Another major problem faced by Vijay and his team was the process of disposing the bodies through various religious rituals. He said that he had a tough time getting permissions and convincing religious heads and managers of graveyards and crematoriums to allow them to go ahead with their work.
When the pandemic peaked, the dead bodies burned continuously at the only designated crematorium in Erragadda, in the west part of Hyderabad. “As the bodies kept coming in, there was a shortage of manpower. There were occasions when I had to lift the bodies and also sleep in an ambulance. To ease the queue of bodies, we had to use diesel to speed up the process. At the same time, we had to control the relatives of the deceased as they would break down or try to go near the bodies,” Vijay reveals.
For Vijay, his work of the last few months is the “biggest achievement of his life”.
“Money can be earned anytime, but I am happy that I could help in these crucial times. I have helped so many people that I have earned enough goodwill for this lifetime,” says Vijay, turning emotional.
A silent but significant contributor during the pandemic has been Rafiq, a daily-wage worker who is also well-versed with the procedure of efficiently cremating bodies. It is learnt that when many workers of crematoriums refused to do their regular duty due to the fear of contracting the virus, it was Rafiq who came forward and helped cremate bodies of dozens of Hindus affected by COVID-19 virus in the crematorium.
Then, there are IT employees who helped in respectfully peforming the final rites of those who passed away in private hospitals. Like Sai Teza, Bellam Srinivas and their friends who started an ambulance service, ‘Serve the Needy’ through which bodies of more than 150 COVID-19 victims were cremated or buried.
According to them, “A few from the US and other countries who had families here requested us to perform the last rites. We did it and also made them part of it virtually by showing the proceedings through video calls,” said Sai Teza. Their service was provided free of cost. The youngsters also witnessed some harsh realities of life as some of the families were indifferent to their dead ones and refused to give an honourable sendoff. There were also memorable moments.
“A poor family did not have money to cremate their loved ones. We took up that responsibility. The family members were full of gratitude and cried thanking us. Their response gave us immense satisfaction,’ said Bellam Srinivas.
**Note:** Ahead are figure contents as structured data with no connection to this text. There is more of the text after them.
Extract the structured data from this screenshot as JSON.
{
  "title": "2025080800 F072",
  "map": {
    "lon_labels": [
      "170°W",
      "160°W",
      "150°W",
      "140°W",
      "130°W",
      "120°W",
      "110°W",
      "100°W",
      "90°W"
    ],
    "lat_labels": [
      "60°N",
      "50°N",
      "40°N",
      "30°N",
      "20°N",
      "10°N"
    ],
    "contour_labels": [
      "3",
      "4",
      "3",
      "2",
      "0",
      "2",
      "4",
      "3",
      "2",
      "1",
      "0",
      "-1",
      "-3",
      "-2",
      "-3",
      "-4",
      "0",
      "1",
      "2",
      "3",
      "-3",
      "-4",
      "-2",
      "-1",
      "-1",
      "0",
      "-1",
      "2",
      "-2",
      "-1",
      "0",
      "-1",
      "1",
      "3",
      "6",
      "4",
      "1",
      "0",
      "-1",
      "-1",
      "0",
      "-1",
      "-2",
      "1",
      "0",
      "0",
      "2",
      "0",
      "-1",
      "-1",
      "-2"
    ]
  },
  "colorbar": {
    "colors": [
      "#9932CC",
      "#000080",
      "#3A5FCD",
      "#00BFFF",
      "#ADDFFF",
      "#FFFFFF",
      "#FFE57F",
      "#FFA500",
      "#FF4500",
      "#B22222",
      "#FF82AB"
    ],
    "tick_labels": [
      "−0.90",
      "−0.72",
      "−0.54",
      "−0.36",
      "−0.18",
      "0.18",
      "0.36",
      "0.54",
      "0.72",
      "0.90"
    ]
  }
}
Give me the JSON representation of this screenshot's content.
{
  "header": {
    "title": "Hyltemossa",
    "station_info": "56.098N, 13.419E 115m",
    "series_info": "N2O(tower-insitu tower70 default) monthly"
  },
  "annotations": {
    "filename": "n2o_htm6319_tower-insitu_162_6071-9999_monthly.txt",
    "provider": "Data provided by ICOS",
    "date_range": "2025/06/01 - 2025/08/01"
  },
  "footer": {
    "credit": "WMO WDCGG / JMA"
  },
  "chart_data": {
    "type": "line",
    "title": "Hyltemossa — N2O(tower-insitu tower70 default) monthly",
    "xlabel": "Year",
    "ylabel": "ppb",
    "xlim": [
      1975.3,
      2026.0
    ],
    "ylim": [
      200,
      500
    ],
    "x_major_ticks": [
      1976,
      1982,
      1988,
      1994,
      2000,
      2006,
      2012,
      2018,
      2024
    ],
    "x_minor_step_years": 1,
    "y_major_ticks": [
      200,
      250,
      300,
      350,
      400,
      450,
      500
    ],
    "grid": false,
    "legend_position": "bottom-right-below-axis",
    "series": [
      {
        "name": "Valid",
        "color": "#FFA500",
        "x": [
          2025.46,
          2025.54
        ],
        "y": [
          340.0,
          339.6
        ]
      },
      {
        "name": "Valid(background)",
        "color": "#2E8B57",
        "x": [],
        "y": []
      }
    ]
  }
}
The first official COVID-19 death in Telangana occurred on March 28, 2020. Almost a year later, the pandemic has brought in a lot of changes to Hyderabad and its people.
“I might have earned some money in this job, but bigger than that is what I learnt in these 11 months. I have seen so many bodies of the rich and the well-educated being dumped in a corner with no one to attend to it. For me, what now matters is to lead an honest and a pure life till the time I am alive,” said Naveen Kumar.